When I study lists of companies that claim to want to differentiate competitively based on customer experience, I am heartened to see companies that I wouldn't have associated with "services" beginning to focus on the customer. Retail stores, computer companies, telephone companies, car dealers, are all sounding like pure service organizations these days. Clearly, the "purchase" experience or the "usage" experience, or even the "disposal" experience, are all important when thinking through satisfaction.
"When the customer is centric to the company's design, changes throughout the company happen!"

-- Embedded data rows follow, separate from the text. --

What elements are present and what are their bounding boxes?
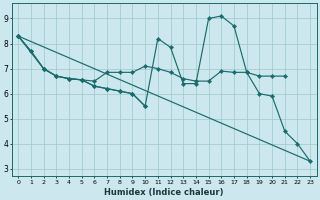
X-axis label: Humidex (Indice chaleur): Humidex (Indice chaleur) — [104, 188, 224, 197]
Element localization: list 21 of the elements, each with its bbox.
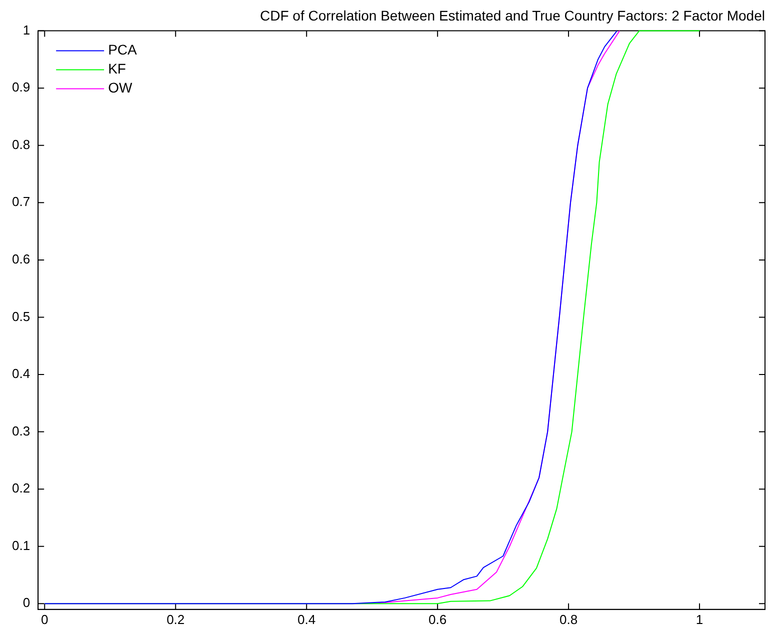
y-tick-label: 0.8: [12, 136, 30, 152]
legend-label: PCA: [108, 42, 138, 58]
legend-label: KF: [108, 60, 126, 77]
y-tick-label: 0.5: [12, 308, 30, 324]
y-tick-label: 0: [22, 595, 30, 610]
x-tick-label: 0.6: [428, 612, 447, 627]
x-tick-label: 0.4: [298, 612, 316, 627]
chart-title: CDF of Correlation Between Estimated and True Country Factors: 2 Factor Model: [260, 7, 765, 24]
y-tick-label: 0.3: [12, 423, 30, 438]
x-tick-label: 0: [41, 612, 48, 627]
x-tick-label: 0.2: [166, 612, 185, 627]
y-tick-label: 1: [22, 22, 30, 38]
y-tick-label: 0.1: [12, 538, 30, 553]
x-tick-label: 1: [696, 612, 704, 627]
y-tick-label: 0.2: [12, 480, 30, 496]
y-tick-label: 0.7: [12, 194, 30, 210]
y-tick-label: 0.4: [12, 366, 30, 382]
y-tick-label: 0.9: [12, 80, 30, 95]
y-tick-label: 0.6: [12, 252, 30, 267]
x-tick-label: 0.8: [559, 612, 578, 627]
legend-label: OW: [108, 80, 133, 96]
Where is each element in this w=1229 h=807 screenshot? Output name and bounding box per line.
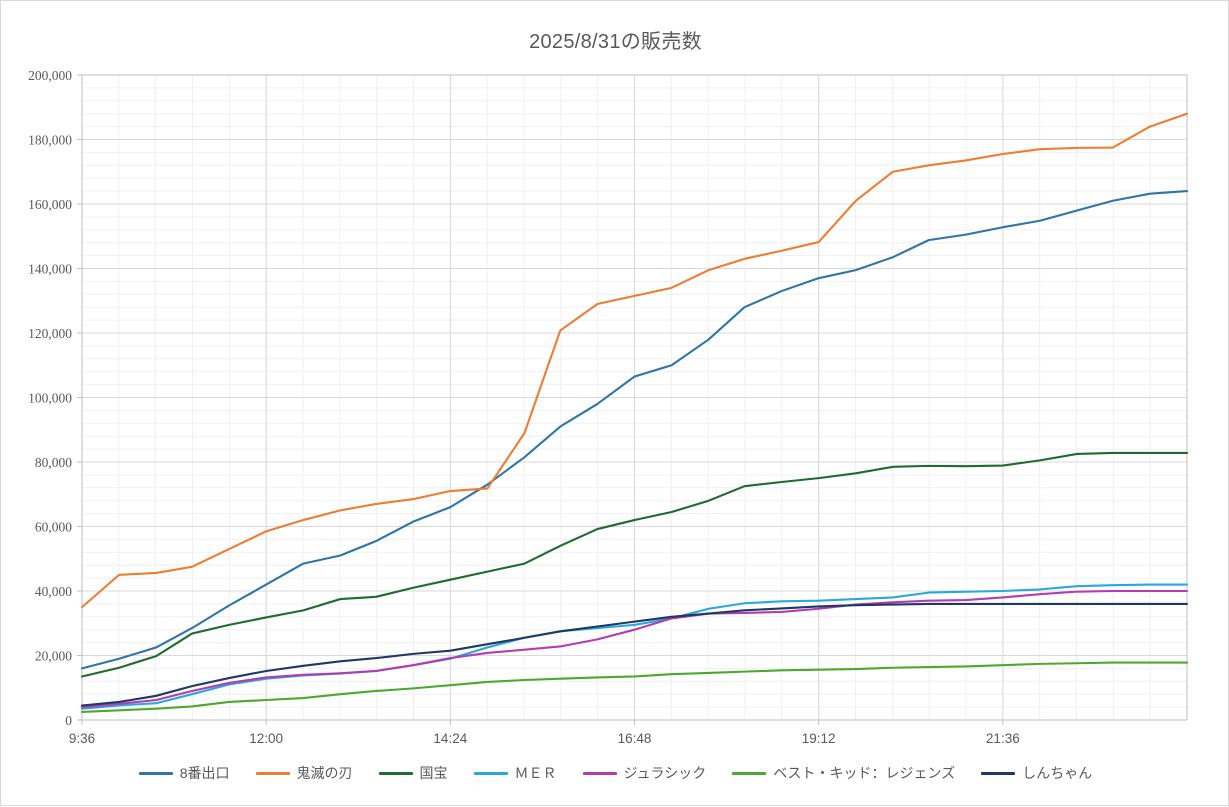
chart-legend: 8番出口 鬼滅の刃 国宝 ＭＥＲ ジュラシック ベスト・キッド：レジェンズ しんちゃん <box>1 763 1229 783</box>
y-axis-tick-labels: 0 20,000 40,000 60,000 80,000 100,000 120,000 1… <box>28 68 82 728</box>
x-axis-label: 21:36 <box>986 731 1020 746</box>
y-axis-label: 60,000 <box>35 520 72 535</box>
legend-item[interactable]: 国宝 <box>378 763 448 783</box>
legend-color-swatch-icon <box>473 771 508 775</box>
series-line <box>80 583 1189 710</box>
legend-label: 国宝 <box>419 765 448 781</box>
x-axis-label: 9:36 <box>69 731 95 746</box>
legend-label: ベスト・キッド：レジェンズ <box>773 765 956 781</box>
y-axis-label: 40,000 <box>35 584 72 599</box>
legend-color-swatch-icon <box>732 771 767 775</box>
legend-color-swatch-icon <box>138 771 173 775</box>
series-line <box>80 602 1189 707</box>
x-axis-label: 12:00 <box>249 731 283 746</box>
legend-label: ＭＥＲ <box>514 765 557 781</box>
legend-color-swatch-icon <box>255 771 290 775</box>
legend-item[interactable]: ＭＥＲ <box>473 763 557 783</box>
series-line <box>80 190 1189 670</box>
legend-label: しんちゃん <box>1022 765 1093 781</box>
y-axis-label: 20,000 <box>35 649 72 664</box>
y-axis-label: 140,000 <box>28 262 72 277</box>
legend-item[interactable]: しんちゃん <box>981 763 1092 783</box>
legend-item[interactable]: 8番出口 <box>138 763 230 783</box>
legend-color-swatch-icon <box>582 771 617 775</box>
data-series-group <box>80 112 1189 713</box>
y-axis-label: 160,000 <box>28 197 72 212</box>
legend-color-swatch-icon <box>981 771 1016 775</box>
y-axis-label: 120,000 <box>28 326 72 341</box>
chart-title: 2025/8/31の販売数 <box>529 31 702 53</box>
legend-label: ジュラシック <box>623 765 707 781</box>
y-axis-label: 80,000 <box>35 455 72 470</box>
legend-item[interactable]: ベスト・キッド：レジェンズ <box>732 763 955 783</box>
x-axis-label: 16:48 <box>618 731 652 746</box>
x-axis-label: 14:24 <box>433 731 467 746</box>
series-line <box>80 112 1189 609</box>
legend-label: 鬼滅の刃 <box>296 765 353 781</box>
legend-item[interactable]: 鬼滅の刃 <box>255 763 353 783</box>
y-axis-label: 180,000 <box>28 133 72 148</box>
legend-item[interactable]: ジュラシック <box>582 763 707 783</box>
legend-color-swatch-icon <box>378 771 413 775</box>
y-axis-label: 100,000 <box>28 391 72 406</box>
y-axis-label: 200,000 <box>28 68 72 83</box>
series-line <box>80 661 1189 713</box>
x-axis-tick-labels: 9:36 12:00 14:24 16:48 19:12 21:36 <box>69 720 1020 746</box>
series-line <box>80 589 1189 709</box>
series-line <box>80 451 1189 678</box>
legend-label: 8番出口 <box>179 765 230 781</box>
y-axis-label: 0 <box>65 713 72 728</box>
x-axis-label: 19:12 <box>802 731 836 746</box>
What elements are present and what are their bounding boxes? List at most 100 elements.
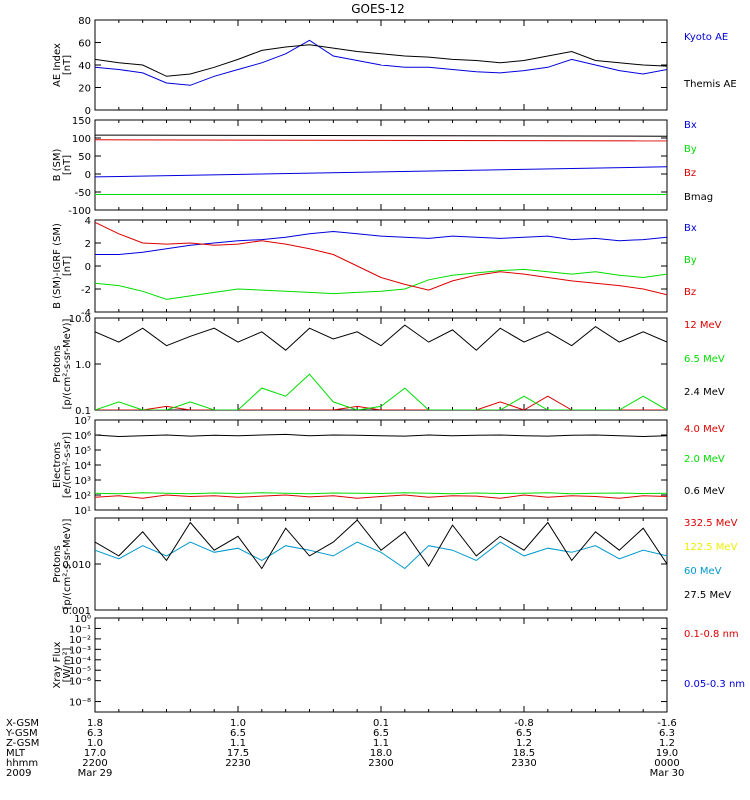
bottom-row-label-hhmm: hhmm bbox=[6, 758, 38, 769]
y-tick-label: 1.0 bbox=[75, 360, 91, 371]
series-group bbox=[95, 519, 667, 570]
bottom-row-value: 18.5 bbox=[513, 748, 535, 759]
series-line-2-0-mev bbox=[95, 492, 667, 495]
bottom-row-value: 1.2 bbox=[659, 738, 675, 749]
legend-entry-bz: Bz bbox=[684, 168, 696, 179]
bottom-row-value: -0.8 bbox=[514, 718, 534, 729]
legend-entry-bx: Bx bbox=[684, 223, 697, 234]
legend-entry-themis-ae: Themis AE bbox=[683, 79, 737, 90]
legend-entry-bx: Bx bbox=[684, 120, 697, 131]
series-group bbox=[95, 433, 667, 499]
series-line-themis-ae bbox=[95, 44, 667, 77]
bottom-row-value: Mar 29 bbox=[78, 768, 113, 779]
y-tick-label: 4 bbox=[85, 216, 91, 227]
panel-frame bbox=[94, 517, 668, 611]
y-tick-label: 10⁻⁵ bbox=[69, 666, 91, 677]
legend-entry-12-mev: 12 MeV bbox=[684, 320, 722, 331]
bottom-row-value: Mar 30 bbox=[650, 768, 685, 779]
y-tick-label: 20 bbox=[78, 84, 91, 95]
bottom-row-value: 0000 bbox=[654, 758, 679, 769]
panel-frame bbox=[94, 617, 668, 713]
y-tick-label: 80 bbox=[78, 16, 91, 27]
bottom-row-value: 19.0 bbox=[656, 748, 678, 759]
panel-frame bbox=[94, 219, 668, 313]
y-tick-label: 60 bbox=[78, 39, 91, 50]
legend-entry-27-5-mev: 27.5 MeV bbox=[684, 590, 731, 601]
bottom-row-value: 0.1 bbox=[373, 718, 389, 729]
series-group bbox=[95, 134, 667, 195]
y-tick-label: 100 bbox=[72, 134, 91, 145]
bottom-row-value: 6.3 bbox=[659, 728, 675, 739]
y-tick-label: -50 bbox=[75, 188, 91, 199]
y-tick-label: 0 bbox=[85, 170, 91, 181]
y-tick-label: 10⁶ bbox=[74, 431, 91, 442]
y-tick-label: -2 bbox=[81, 285, 91, 296]
legend-entry-bmag: Bmag bbox=[684, 192, 713, 203]
y-tick-label: 10⁻⁴ bbox=[69, 656, 91, 667]
bottom-row-value: 1.8 bbox=[87, 718, 103, 729]
y-tick-label: 10.0 bbox=[69, 314, 91, 325]
y-tick-label: 0 bbox=[85, 106, 91, 117]
y-axis-label: AE Index bbox=[52, 43, 63, 87]
legend-entry-4-0-mev: 4.0 MeV bbox=[684, 424, 725, 435]
legend-entry-0-05-0-3-nm: 0.05-0.3 nm bbox=[684, 679, 745, 690]
y-tick-label: 10⁻¹ bbox=[69, 624, 91, 635]
y-tick-label: 10¹ bbox=[74, 506, 91, 517]
y-tick-label: 10² bbox=[74, 491, 91, 502]
bottom-row-value: 2230 bbox=[225, 758, 250, 769]
y-axis-label: [nT] bbox=[62, 256, 73, 276]
bottom-row-value: 1.1 bbox=[373, 738, 389, 749]
y-tick-label: 10⁻⁸ bbox=[69, 698, 91, 709]
series-line-0-6-mev bbox=[95, 433, 667, 438]
series-line-by bbox=[95, 268, 667, 300]
y-tick-label: 0.1 bbox=[75, 406, 91, 417]
y-axis-label: [p/(cm²-s-sr-MeV)] bbox=[62, 518, 73, 609]
y-tick-label: 0.010 bbox=[62, 560, 91, 571]
bottom-row-value: 2330 bbox=[511, 758, 536, 769]
series-line-2-4-mev bbox=[95, 324, 667, 351]
legend-entry-60-mev: 60 MeV bbox=[684, 566, 722, 577]
legend-entry-2-0-mev: 2.0 MeV bbox=[684, 454, 725, 465]
legend-entry-122-5-mev: 122.5 MeV bbox=[684, 542, 738, 553]
bottom-axis-table: X-GSM 1.8 1.0 0.1 -0.8 -1.6 Y-GSM 6.3 6.5 6.5 6.5 6… bbox=[5, 718, 684, 779]
y-tick-label: 10⁷ bbox=[74, 416, 91, 427]
y-axis-label: [nT] bbox=[62, 155, 73, 175]
legend-entry-bz: Bz bbox=[684, 287, 696, 298]
legend-entry-by: By bbox=[684, 255, 697, 266]
series-line-bx bbox=[95, 166, 667, 178]
series-line-bmag bbox=[95, 134, 667, 137]
legend-entry-332-5-mev: 332.5 MeV bbox=[684, 518, 738, 529]
bottom-row-value: 2300 bbox=[368, 758, 393, 769]
panel-3: -4 -2 0 2 4 B (SM)-IGRF (SM) [nT] Bx By Bz bbox=[52, 216, 697, 319]
bottom-row-value: 18.0 bbox=[370, 748, 392, 759]
y-tick-label: 50 bbox=[78, 152, 91, 163]
series-group bbox=[95, 221, 667, 300]
y-axis-label: Xray Flux bbox=[52, 641, 63, 688]
y-axis-label: [W/m²] bbox=[62, 647, 73, 682]
y-axis-label: Electrons bbox=[52, 442, 63, 488]
bottom-row-label-z-gsm: Z-GSM bbox=[6, 738, 39, 749]
bottom-row-label-y-gsm: Y-GSM bbox=[5, 728, 38, 739]
y-axis-label: B (SM)-IGRF (SM) bbox=[52, 223, 63, 309]
y-tick-label: 0 bbox=[85, 262, 91, 273]
bottom-row-value: 1.0 bbox=[230, 718, 246, 729]
legend-entry-6-5-mev: 6.5 MeV bbox=[684, 354, 725, 365]
y-tick-label: 10⁻⁶ bbox=[69, 677, 91, 688]
y-tick-label: 10⁻³ bbox=[69, 645, 91, 656]
y-axis-label: [e/(cm²-s-sr)] bbox=[62, 432, 73, 498]
y-tick-label: 10⁰ bbox=[74, 614, 91, 625]
series-line-bz bbox=[95, 221, 667, 296]
series-group bbox=[95, 324, 667, 410]
bottom-row-value: 6.3 bbox=[87, 728, 103, 739]
bottom-row-value: 1.1 bbox=[230, 738, 246, 749]
y-tick-label: -100 bbox=[68, 206, 91, 217]
bottom-row-label-x-gsm: X-GSM bbox=[6, 718, 39, 729]
y-tick-label: 150 bbox=[72, 116, 91, 127]
bottom-row-label-2009: 2009 bbox=[6, 768, 31, 779]
panel-frame bbox=[94, 119, 668, 211]
y-tick-label: 10⁴ bbox=[74, 461, 91, 472]
bottom-row-value: -1.6 bbox=[657, 718, 677, 729]
series-line-bx bbox=[95, 230, 667, 255]
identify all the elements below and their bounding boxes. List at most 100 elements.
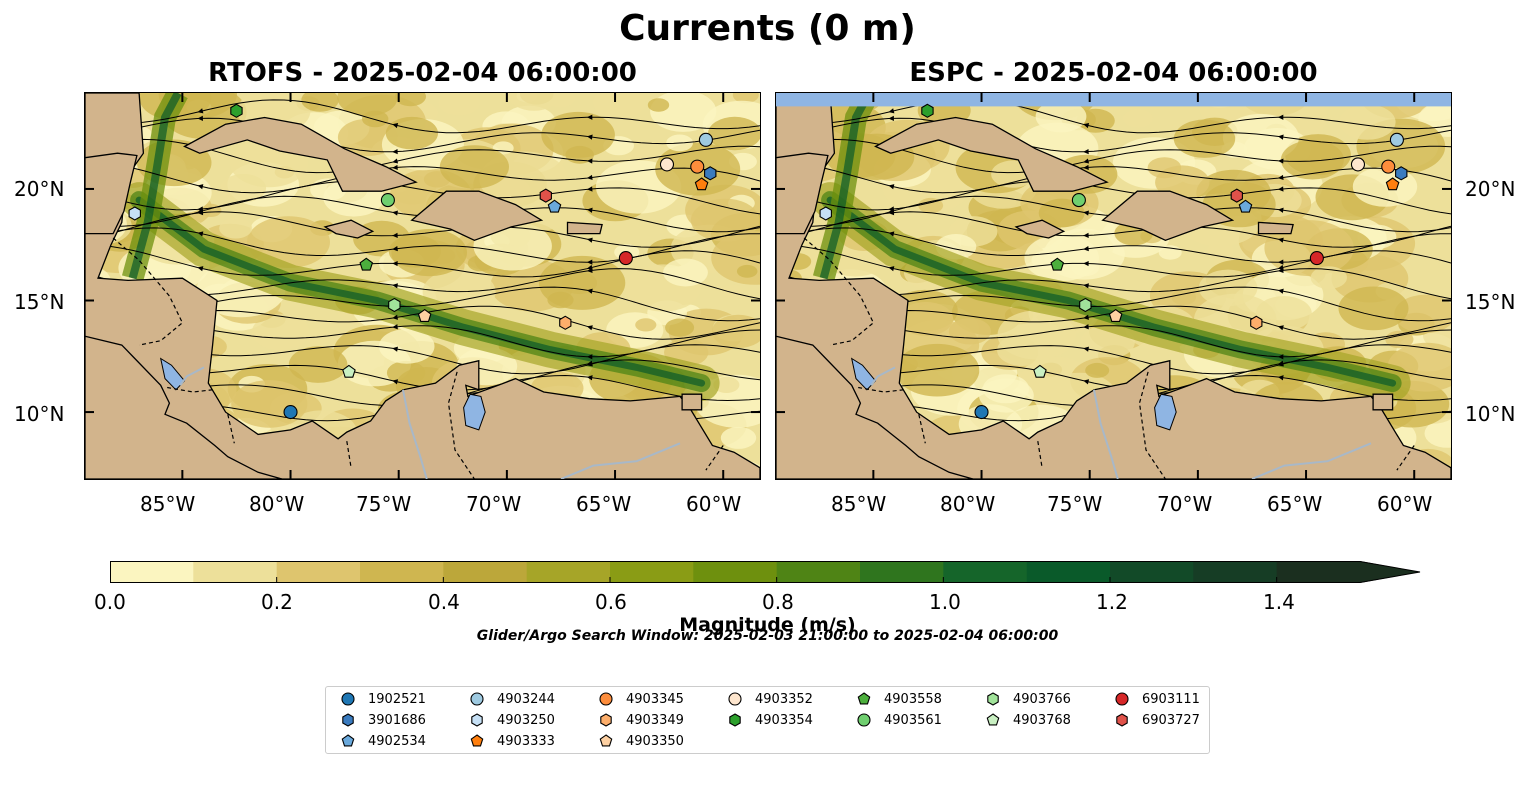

For example, in the retail world, some of the steps a shopper walks through in a store will add up to a good or bad customer experience. From Bruce Temkin at Forrester Research, http://experiencematters.wordpress.com/2010/03/29/walgreens-rolls-out-customer-centric-retailing/ many of these stores are now focusing on each opportunity and redesigning stores to accomodate. Steps include:
Wayfinding: From walking into the store until you find the right area
Browsing: Comparing multiple products within a category
Studying: Evaluating an individual product or products
Getting Help: Finding answers to questions along the way
So some stores are changing shelf heights and widening aisles, limiting variety of each item, providing more information about choices, and training clerks to be more informed. All in the name of improving the customer experience.
My View
The new thinking about "Customer Experience" can be useful when designing an overall premium service offering.
For those companies, such as retail stores, who depend upon sales of tangible goods, premium customer experience will lead to location loyalty and more sales of those goods. When the customer is centric to that company's design, changes throughout the company happen. For that retail store, reduced inventory means less dollars spent on idle merchandise and more focus on developing knowledgeable staff.
Most interestingly will be how these companies gain insight as to how well these changes are satisfying their customers. And then what process is used to continually improve these experiences.
This becomes even more critical when "service" is the good that is sold. Therefore, how the service is offered, delivered, consumed, and evaluated, must be designed in a way that satisfies the customer.